Updated: Aug 28, 2019
In an age when being eco-conscious is trendy and the pressing issue of sustainability is permeating the fashion industry from runway to high-street, ‘greenwashing’ is the latest buzzword in the limelight. With designers and fast-fashion retailers latching onto eco- friendly fashion, without really considering what being sustainable means, luxury fashion label Mother of Pearl is one of the brands pioneering the movement in attempt to slow down fast fashion and using transparency to set the bar for what it truly means to be a sustainable fashion brand.
When Amy Powney joined East-London label Mother of Pearl after graduating from university in 2006, it was a small luxury, but not sustainable, business. Now, running it herself as Creative Director means she has been able to incorporate the values that have shaped the brand into the sustainable powerhouse it is today. Last year, Powney launched her ground-breaking No Frills line, featuring a collection of fully traceable wardrobe staples from simple denim to classic dresses and tops, with a minimal impact on the planet that doesn’t compromise on style or design. Made up of wonderfully wearable polka-dot dresses made from peace silk, which is produced from cocoons without killing the silkworms that made them, and masculine silhouettes adorned with ultra-feminine details, the success of the brand’s new sustainable direction is in part down to its high-end appeal and wearability. As sales on Mother of Pearl’s website have doubled since the No Frills line was introduced, incorporating sustainability into the brand certainly hasn’t diminished its power as a luxury, high-end label, and its designs are as covetable as ever.

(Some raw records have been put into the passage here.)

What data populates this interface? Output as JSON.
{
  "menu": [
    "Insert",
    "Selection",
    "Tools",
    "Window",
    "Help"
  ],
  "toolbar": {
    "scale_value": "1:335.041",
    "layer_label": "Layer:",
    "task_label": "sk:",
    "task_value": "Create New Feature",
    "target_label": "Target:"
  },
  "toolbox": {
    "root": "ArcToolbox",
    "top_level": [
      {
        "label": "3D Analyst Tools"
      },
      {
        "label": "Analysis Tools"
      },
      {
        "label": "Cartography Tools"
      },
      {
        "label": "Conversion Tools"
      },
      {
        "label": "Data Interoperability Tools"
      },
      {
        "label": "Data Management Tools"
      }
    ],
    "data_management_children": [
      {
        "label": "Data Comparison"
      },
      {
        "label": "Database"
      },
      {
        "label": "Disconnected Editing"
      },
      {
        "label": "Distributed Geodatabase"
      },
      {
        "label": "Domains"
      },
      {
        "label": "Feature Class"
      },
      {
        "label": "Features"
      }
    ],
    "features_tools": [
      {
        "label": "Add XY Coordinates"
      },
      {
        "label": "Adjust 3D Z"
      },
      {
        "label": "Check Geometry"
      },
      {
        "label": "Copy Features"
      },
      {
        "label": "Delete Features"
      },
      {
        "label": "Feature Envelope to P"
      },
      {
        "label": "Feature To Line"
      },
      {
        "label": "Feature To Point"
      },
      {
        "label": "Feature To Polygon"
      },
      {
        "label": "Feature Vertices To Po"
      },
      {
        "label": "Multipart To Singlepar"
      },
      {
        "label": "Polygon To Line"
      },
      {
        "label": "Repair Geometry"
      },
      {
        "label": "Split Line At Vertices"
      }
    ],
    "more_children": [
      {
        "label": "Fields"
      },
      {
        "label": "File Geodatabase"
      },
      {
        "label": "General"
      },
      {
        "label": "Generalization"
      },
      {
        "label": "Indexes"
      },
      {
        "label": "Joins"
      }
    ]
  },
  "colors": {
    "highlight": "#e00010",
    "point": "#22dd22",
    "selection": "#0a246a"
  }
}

With a focus on transparency, everything is an open book. Mother of Pearl’s website includes a feature allowing consumers to filter all of its garments according to sustainability attributes, with the aim of creating a more transparent space surrounding the processes of producing garments - whether that’s organically-sourced and cruelty- free materials, the social impact of manufacturing, or the item’s carbon footprint.
Though the high-end, luxury market of environment-friendly brands isn’t accessible to everyone, the morals and virtues that lie behind Mother of Pearl are essential in paving the way towards a more sustainable fashion industry overall. Powney’s message goes beyond the chic, luxury garments she produces - consume less, buy quality over quantity, wear your clothes for longer, and when you’re finished with them, sell them on or donate them. The principle of more mindful shopping and consuming less is something that everyone can do, insists Powney, in an age when £140 million worth of clothing goes to landfill each year in the UK alone.
What makes Mother of Pearl stand out from other ecological clothing brands or so-called ethical collections produced by high-street shops? Powney insists that a clothing line can only really be considered sustainable when it takes into account all of the elements of the business of producing clothing garments - from sourcing its materials, manufacturing techniques, animal welfare, the impact of transport and carbon footprint, packaging and so on. As the ‘trend’ of becoming more environmentally-conscious rises in face of the pressing climate crisis, retailers profit off of ‘greenwashing’, claiming to be environment- friendly without being fully transparent about how their clothes are made or their businesses are run. Creating clothing from recycled polyester or replacing plastic packaging with cardboard might be a step in the right direction, but it doesn’t make a clothing line genuinely sustainable. Creating a clothing collection with minimal impact of the planet means thinking through every stage of the process – and Powney acknowledges that she still has a long way to go. There’s always more that can be done, which is why Mother of Pearl’s future will be dedicated to finding even more ways to limit its environmental impact, as well as spreading the message that lies at the root of the brand so that eventually, we can hit a collective stride towards a more sustainable fashion industry.